Funny enough, this central component of game making (or most other makings) is littered with the kind of drama you get in dating. Everyone is out to get something in particular, but could hardly ever afford to state their true intentions, hence have to bullshit each other in order to have any progress.

If you really really want to understand the business of games, you have to forfeit all judge-mentality and look at things. For a while, at least try to examine the topic without liking or disliking it. Pretend you have no stake or preference.

As usual, the contrasting extremities of the monetization scene come to mind. You have talented people making good content, who couldn’t properly monetize (whatever properly may mean to you or anyone). And you have the folks who pull a knife out whenever a customer approaches. 
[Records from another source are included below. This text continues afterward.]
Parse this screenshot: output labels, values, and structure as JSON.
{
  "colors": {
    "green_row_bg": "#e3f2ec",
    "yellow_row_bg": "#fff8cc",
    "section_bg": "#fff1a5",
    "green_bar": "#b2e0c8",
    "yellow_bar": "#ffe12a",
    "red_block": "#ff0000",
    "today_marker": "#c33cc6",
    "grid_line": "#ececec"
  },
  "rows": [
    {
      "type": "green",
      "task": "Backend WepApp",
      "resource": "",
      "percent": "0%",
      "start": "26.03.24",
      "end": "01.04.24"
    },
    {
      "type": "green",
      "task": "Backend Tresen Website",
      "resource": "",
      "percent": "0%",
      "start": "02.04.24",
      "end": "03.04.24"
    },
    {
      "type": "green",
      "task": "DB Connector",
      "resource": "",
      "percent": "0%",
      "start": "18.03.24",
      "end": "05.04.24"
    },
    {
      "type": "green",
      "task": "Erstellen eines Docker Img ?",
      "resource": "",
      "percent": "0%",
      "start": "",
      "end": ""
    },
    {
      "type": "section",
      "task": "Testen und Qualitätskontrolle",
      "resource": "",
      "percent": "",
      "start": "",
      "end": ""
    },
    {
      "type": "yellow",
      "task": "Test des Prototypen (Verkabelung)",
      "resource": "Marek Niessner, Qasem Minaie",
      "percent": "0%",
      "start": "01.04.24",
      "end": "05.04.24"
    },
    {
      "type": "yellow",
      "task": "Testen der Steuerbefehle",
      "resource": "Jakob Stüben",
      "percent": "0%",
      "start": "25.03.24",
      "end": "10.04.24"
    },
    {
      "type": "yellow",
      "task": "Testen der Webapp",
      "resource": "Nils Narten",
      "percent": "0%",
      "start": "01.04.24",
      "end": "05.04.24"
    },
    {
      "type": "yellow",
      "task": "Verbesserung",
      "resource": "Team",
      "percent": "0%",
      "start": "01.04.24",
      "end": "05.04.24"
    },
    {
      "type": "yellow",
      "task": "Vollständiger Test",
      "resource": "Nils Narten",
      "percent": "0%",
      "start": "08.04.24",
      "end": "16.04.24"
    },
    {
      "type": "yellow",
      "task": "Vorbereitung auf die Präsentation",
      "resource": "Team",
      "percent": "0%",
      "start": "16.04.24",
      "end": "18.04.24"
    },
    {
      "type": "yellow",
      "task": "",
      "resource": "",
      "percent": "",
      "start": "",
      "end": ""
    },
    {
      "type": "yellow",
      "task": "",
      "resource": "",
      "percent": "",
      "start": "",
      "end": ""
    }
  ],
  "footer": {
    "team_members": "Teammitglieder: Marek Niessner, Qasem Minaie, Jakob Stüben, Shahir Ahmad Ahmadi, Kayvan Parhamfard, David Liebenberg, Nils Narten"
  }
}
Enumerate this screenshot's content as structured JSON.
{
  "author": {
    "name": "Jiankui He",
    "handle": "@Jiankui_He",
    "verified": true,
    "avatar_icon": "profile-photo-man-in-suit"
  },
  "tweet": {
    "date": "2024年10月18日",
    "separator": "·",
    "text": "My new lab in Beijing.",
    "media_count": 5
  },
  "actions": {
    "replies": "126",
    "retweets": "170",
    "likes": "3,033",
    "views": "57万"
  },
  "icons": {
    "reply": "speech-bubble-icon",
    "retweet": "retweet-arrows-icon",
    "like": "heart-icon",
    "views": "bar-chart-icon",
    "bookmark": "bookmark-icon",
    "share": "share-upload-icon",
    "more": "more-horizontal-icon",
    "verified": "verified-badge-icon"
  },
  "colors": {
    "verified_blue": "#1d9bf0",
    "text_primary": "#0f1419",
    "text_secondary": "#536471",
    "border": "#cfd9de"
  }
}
The press usually loved drama, so you mainly get pieces about profitable games or how bloodthirsty the eyeballs of the knife-pullers are. The numerous lessons to be learned by those who succeed or fail non-spectacularly are very rarely a talking point.

We could close this article by saying “The armed assailants WIN!” but let’s go a little further…

The sad truth with most game companies, is that we have to think of the customer as a fool. The scenarios where you can do business and respect your customers are very few.

If you sell any power whatsoever in your game, you can’t just sell a little. Those playing your game are not going say “Hey, this game is fun, I really should support these guys, let’s see what they got. 10% damage boost – deal!” Few are going to appreciate that you have provided a world that they like enough to get them to return the sentiment in kind.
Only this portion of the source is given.